What the heck ever happened to mercy, to compassion, to giving people the benefit of the doubt that they’re trying as hard as we are to protect their kids from circumstances and people and from themselves? Parenting a toddler is the most taxing, unceasing, exhausting endeavors on the planet and most of us (as I imagine this mother) are doing the very best they can every waking moment of their over filled, frustrating, sleep deprived lives.
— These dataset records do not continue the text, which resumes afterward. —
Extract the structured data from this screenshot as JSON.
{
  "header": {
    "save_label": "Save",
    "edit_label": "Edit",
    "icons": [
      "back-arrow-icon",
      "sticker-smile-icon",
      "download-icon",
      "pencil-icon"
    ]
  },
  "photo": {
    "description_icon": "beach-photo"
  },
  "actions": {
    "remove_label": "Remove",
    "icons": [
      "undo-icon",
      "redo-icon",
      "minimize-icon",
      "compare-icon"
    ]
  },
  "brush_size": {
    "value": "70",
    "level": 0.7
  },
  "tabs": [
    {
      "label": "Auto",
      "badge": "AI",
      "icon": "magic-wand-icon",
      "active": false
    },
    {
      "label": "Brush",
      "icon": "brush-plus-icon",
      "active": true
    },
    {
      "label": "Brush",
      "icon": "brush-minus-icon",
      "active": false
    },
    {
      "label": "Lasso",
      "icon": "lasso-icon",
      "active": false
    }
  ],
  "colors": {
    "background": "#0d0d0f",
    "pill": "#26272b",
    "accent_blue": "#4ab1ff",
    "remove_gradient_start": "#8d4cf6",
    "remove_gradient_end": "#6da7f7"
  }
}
None of us would fare well if our greatest parenting blunders went viral, so let’s all step down from our self-righteous touch screen tirades long enough to be decent human beings. I don’t know this boy’s mother but I know that there’s no one who feels more horrible or embarrassed or incompetent than she does. Seriously, if you think this is a field day for her you’re delusional. She’s having to live out a parenting nightmare in front of the entire world; one that most of us can never imagine, but one we could all so easily be living if we’re honest with ourselves.

If you’re a perfect parent, then by all means, judge and carry on and condemn and call for this mom’s head.

If not, I suggest you celebrate that your kids are safe and healthy today, be thankful for the times life bailed you out of your own failures, be grateful that a loving family still has their child with them–and be quiet.